The Fiesta Committee takes over St. Peter’s Square a few weeks before the event, and that is the first visible sign to the community that Fiesta is coming. I bet everyone knows a child who counts the days to Fiesta by the progress that is made in hanging the banners and building the stage.
I frequently stop by during this phase and talk directly with the Committee members, and those working to build the stage, and raise the tents. I check in and ask how everything is going, are they getting the support they need, are there any changes in the plan.
This year, we have made a decision to heighten security and have higher visibility police presence. Police Chief Campanello worked with the Essex County Sheriff’s office along with the Massachusetts State Police to bring in additional resources.
As you make your way to Fiesta, this presence will be noticed, and I hope welcomed. At its heart, Fiesta is a community celebration meant for families and children, and we need to reinforce the message that it will remain a safe event for all.

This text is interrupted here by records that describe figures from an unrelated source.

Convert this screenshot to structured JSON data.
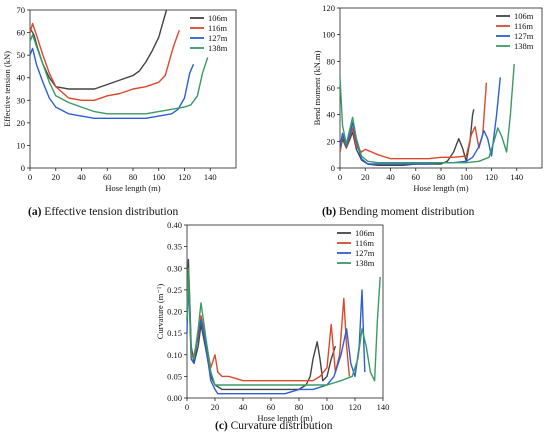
{
  "colors": {
    "106m": "#444444",
    "116m": "#d94a2c",
    "127m": "#2a5fd6",
    "138m": "#3a9a63"
  },
  "captions": {
    "a": {
      "tag": "(a)",
      "text": "Effective tension distribution"
    },
    "b": {
      "tag": "(b)",
      "text": "Bending moment distribution"
    },
    "c": {
      "tag": "(c)",
      "text": "Curvature distribution"
    }
  },
  "chart_data": [
    {
      "id": "a",
      "type": "line",
      "xlabel": "Hose length  (m)",
      "ylabel": "Effective tension (kN)",
      "xlim": [
        0,
        160
      ],
      "ylim": [
        0,
        70
      ],
      "xticks": [
        0,
        20,
        40,
        60,
        80,
        100,
        120,
        140
      ],
      "yticks": [
        0,
        10,
        20,
        30,
        40,
        50,
        60,
        70
      ],
      "legend": "top-right",
      "series": [
        {
          "name": "106m",
          "x": [
            0,
            3,
            6,
            10,
            15,
            20,
            30,
            40,
            50,
            60,
            70,
            80,
            85,
            90,
            95,
            100,
            104,
            106
          ],
          "y": [
            62,
            59,
            53,
            46,
            40,
            36,
            35,
            35,
            35,
            37,
            39,
            41,
            43,
            47,
            52,
            58,
            66,
            70
          ]
        },
        {
          "name": "116m",
          "x": [
            0,
            2,
            5,
            10,
            15,
            20,
            30,
            40,
            50,
            60,
            70,
            80,
            90,
            100,
            105,
            108,
            111,
            114,
            116
          ],
          "y": [
            60,
            64,
            59,
            50,
            42,
            36,
            31,
            30,
            30,
            32,
            33,
            35,
            36,
            38,
            41,
            47,
            53,
            58,
            61
          ]
        },
        {
          "name": "127m",
          "x": [
            0,
            2,
            5,
            10,
            15,
            20,
            30,
            40,
            50,
            60,
            70,
            80,
            90,
            100,
            110,
            115,
            120,
            124,
            127
          ],
          "y": [
            50,
            53,
            46,
            38,
            31,
            27,
            24,
            23,
            22,
            22,
            22,
            22,
            22,
            23,
            24,
            26,
            31,
            42,
            46
          ]
        },
        {
          "name": "138m",
          "x": [
            0,
            2,
            5,
            10,
            15,
            20,
            30,
            40,
            50,
            60,
            70,
            80,
            90,
            100,
            110,
            120,
            125,
            130,
            134,
            138
          ],
          "y": [
            56,
            59,
            54,
            46,
            38,
            32,
            29,
            27,
            25,
            24,
            24,
            24,
            24,
            25,
            26,
            27,
            28,
            32,
            42,
            49
          ]
        }
      ]
    },
    {
      "id": "b",
      "type": "line",
      "xlabel": "Hose length  (m)",
      "ylabel": "Bend moment (kN.m)",
      "xlim": [
        0,
        160
      ],
      "ylim": [
        0,
        120
      ],
      "xticks": [
        0,
        20,
        40,
        60,
        80,
        100,
        120,
        140
      ],
      "yticks": [
        0,
        20,
        40,
        60,
        80,
        100,
        120
      ],
      "legend": "top-right",
      "series": [
        {
          "name": "106m",
          "x": [
            0,
            2,
            5,
            8,
            10,
            13,
            17,
            22,
            30,
            40,
            50,
            60,
            70,
            80,
            85,
            90,
            94,
            97,
            100,
            103,
            105,
            106
          ],
          "y": [
            12,
            22,
            15,
            22,
            27,
            14,
            6,
            3,
            2,
            2,
            2,
            3,
            3,
            3,
            5,
            12,
            22,
            15,
            5,
            20,
            40,
            44
          ]
        },
        {
          "name": "116m",
          "x": [
            0,
            2,
            5,
            8,
            10,
            13,
            17,
            20,
            25,
            30,
            40,
            50,
            60,
            70,
            80,
            90,
            100,
            104,
            107,
            110,
            113,
            116
          ],
          "y": [
            12,
            25,
            16,
            25,
            30,
            16,
            12,
            14,
            12,
            10,
            7,
            7,
            7,
            7,
            8,
            8,
            9,
            25,
            31,
            15,
            25,
            64
          ]
        },
        {
          "name": "127m",
          "x": [
            0,
            2,
            5,
            8,
            10,
            13,
            17,
            22,
            30,
            40,
            50,
            60,
            70,
            80,
            90,
            100,
            105,
            110,
            114,
            117,
            120,
            124,
            127
          ],
          "y": [
            15,
            26,
            17,
            26,
            34,
            20,
            7,
            3,
            3,
            3,
            3,
            3,
            3,
            4,
            4,
            5,
            8,
            16,
            28,
            22,
            9,
            40,
            68
          ]
        },
        {
          "name": "138m",
          "x": [
            0,
            2,
            5,
            8,
            10,
            13,
            17,
            22,
            30,
            40,
            50,
            60,
            70,
            80,
            90,
            100,
            110,
            118,
            122,
            125,
            128,
            132,
            135,
            138
          ],
          "y": [
            68,
            32,
            18,
            30,
            38,
            22,
            9,
            5,
            4,
            4,
            4,
            4,
            4,
            4,
            4,
            4,
            5,
            8,
            20,
            30,
            24,
            12,
            40,
            78
          ]
        }
      ]
    },
    {
      "id": "c",
      "type": "line",
      "xlabel": "Hose length  (m)",
      "ylabel": "Curvature (m⁻¹)",
      "xlim": [
        0,
        140
      ],
      "ylim": [
        0.0,
        0.4
      ],
      "xticks": [
        0,
        20,
        40,
        60,
        80,
        100,
        120,
        140
      ],
      "yticks": [
        "0.00",
        "0.05",
        "0.10",
        "0.15",
        "0.20",
        "0.25",
        "0.30",
        "0.35",
        "0.40"
      ],
      "legend": "top-right",
      "series": [
        {
          "name": "106m",
          "x": [
            0,
            1,
            3,
            5,
            8,
            10,
            13,
            17,
            20,
            25,
            30,
            40,
            50,
            60,
            70,
            80,
            85,
            88,
            90,
            93,
            95,
            97,
            100,
            103,
            106
          ],
          "y": [
            0.2,
            0.32,
            0.12,
            0.08,
            0.12,
            0.17,
            0.12,
            0.05,
            0.03,
            0.02,
            0.02,
            0.02,
            0.02,
            0.02,
            0.02,
            0.02,
            0.03,
            0.05,
            0.09,
            0.13,
            0.09,
            0.04,
            0.05,
            0.09,
            0.12
          ]
        },
        {
          "name": "116m",
          "x": [
            0,
            1,
            3,
            5,
            8,
            10,
            13,
            17,
            20,
            22,
            25,
            30,
            40,
            50,
            60,
            70,
            80,
            90,
            95,
            100,
            103,
            106,
            109,
            112,
            114,
            116
          ],
          "y": [
            0.18,
            0.3,
            0.1,
            0.1,
            0.14,
            0.19,
            0.14,
            0.07,
            0.1,
            0.06,
            0.05,
            0.05,
            0.04,
            0.04,
            0.04,
            0.04,
            0.04,
            0.04,
            0.05,
            0.07,
            0.17,
            0.06,
            0.1,
            0.23,
            0.12,
            0.05
          ]
        },
        {
          "name": "127m",
          "x": [
            0,
            1,
            3,
            5,
            8,
            10,
            13,
            17,
            20,
            22,
            25,
            30,
            40,
            50,
            60,
            70,
            80,
            90,
            100,
            105,
            110,
            114,
            117,
            120,
            123,
            125,
            127
          ],
          "y": [
            0.15,
            0.28,
            0.09,
            0.08,
            0.15,
            0.18,
            0.13,
            0.04,
            0.02,
            0.01,
            0.01,
            0.01,
            0.01,
            0.01,
            0.01,
            0.01,
            0.02,
            0.02,
            0.03,
            0.05,
            0.1,
            0.16,
            0.08,
            0.05,
            0.12,
            0.25,
            0.06
          ]
        },
        {
          "name": "138m",
          "x": [
            0,
            1,
            3,
            5,
            8,
            10,
            13,
            17,
            20,
            22,
            25,
            30,
            40,
            50,
            60,
            70,
            80,
            90,
            100,
            110,
            118,
            122,
            125,
            128,
            131,
            134,
            136,
            138
          ],
          "y": [
            0.18,
            0.3,
            0.1,
            0.09,
            0.16,
            0.22,
            0.15,
            0.06,
            0.03,
            0.03,
            0.03,
            0.03,
            0.03,
            0.03,
            0.03,
            0.03,
            0.03,
            0.03,
            0.03,
            0.04,
            0.05,
            0.09,
            0.16,
            0.12,
            0.06,
            0.04,
            0.18,
            0.28
          ]
        }
      ]
    }
  ]
}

Just prior to the opening, I received a report from Chief Campanello about the outcome of the background check on the approximately 100 carnival workers. This year, three workers were barred from working in Gloucester due to the background check results. As opening day arrives, like many families, I gather up my children and their friends, obtain our bracelets for unlimited rides and let them loose at the carnival but with the knowledge that we have made it as safe as possible for them to enjoy themselves.
The best parts of Fiesta have nothing to do with the carnival though. On Thursday night, there is a lovely reception with incredible seafood at the Gloucester House sponsored by the Fiesta Committee. We receive our pin and ribbons which we will wear throughout the weekend.
On Friday night, we gather in front of the St. Peter’s Club as St. Peter is taken from his spot in the window, and then hoisted through downtown streets to his place on the altar. It is always my privilege to welcome visitors and citizens on behalf of the city to our wonderful celebration. After the opening ceremonies, I make my one and only visit per year to the St. Peter’s Club.
Sunday is the most special day of all. The Outdoor Mass is so nice, and then we march along the parade route with all the participating saints including St. Peter, of course. Dressed in our Fiesta whites, it is a joyous time followed by parties and family gatherings.
More is packed into the busy Fiesta schedule, and for the mayor it is always a balance between making sure my family can enjoy Fiesta, performing official duties, and keeping a pulse on and being ready for any situation that arises from a city standpoint.
Carolyn A. Kirk is mayor of the city of Gloucester.